In 2010, Ethan decided that he needed to further master his music production and studio technology skills in Manhattan School of Music, where he was accepted as a doctoral student. Throughout the diverse course of this program, Ethan was provided with an opportunity to collaborate with Columbia University Film students and apply his unique music style into the composing and recording of original film scores. In addition, Ethan also plunged into a three-year internship in the audio post-production world, where he cultivated the skills needed for the execution of theatrical and TV mixing, sound designing, audio engineering, and sound quality mastering. Furthermore, this opportunity allowed Ethan to explore the depths of orchestration, programming, and remastering of audio in the recording studio, while still composing music for commercial release as a published composer.
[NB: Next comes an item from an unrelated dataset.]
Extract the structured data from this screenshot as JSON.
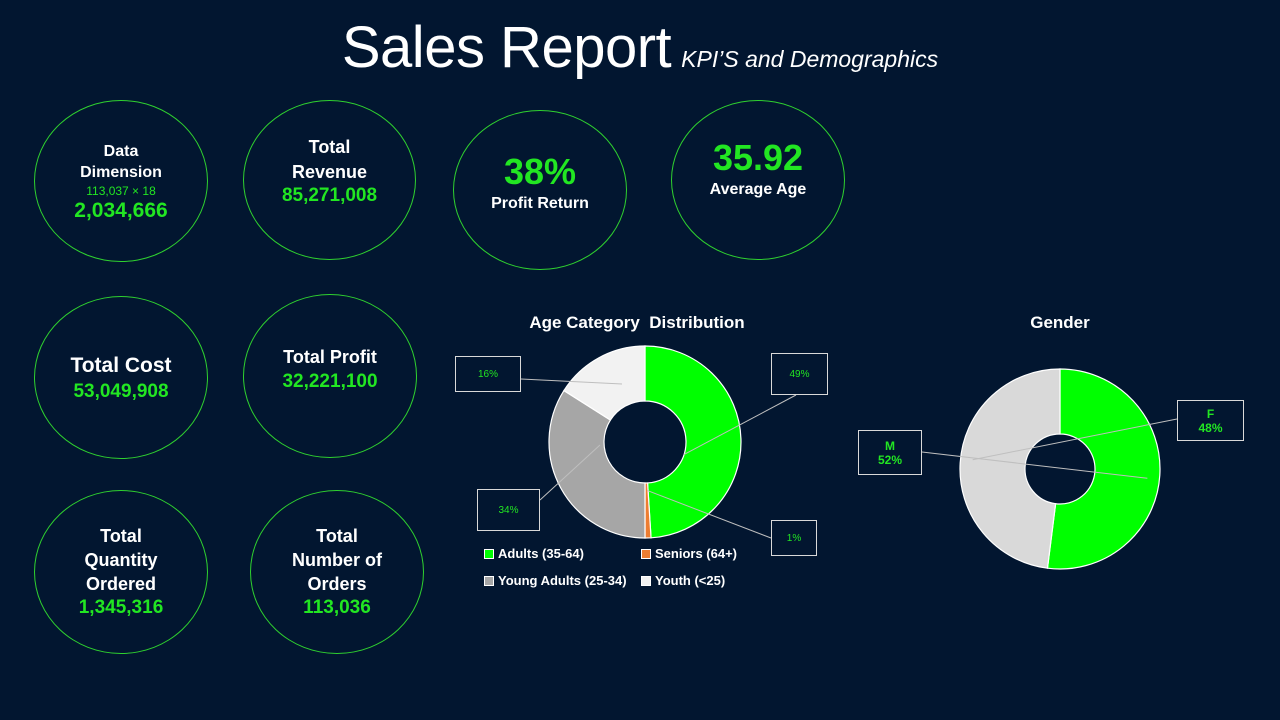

In 2017, Ethan moved to Los Angeles where he was due to complete his ten years of ground-breaking doctoral research. His theory was one of the first to suggest that Biomechanical Kinesiology and Neuroplasticity play a critical role in studying piano. Ethan’s life-long fascination with the legendary Argentinian pianist Martha Argerich resulted in the first ever to be written analysis of the living legend’s performance technique in the music history, rewarding Ethan with thousands of followers and more than a million views of his tutorials on piano technique.

After a short pause from music composing and production, Ethan is now more than ready to start his endeavors in the artistic world of film music composing and audio production in Los Angeles.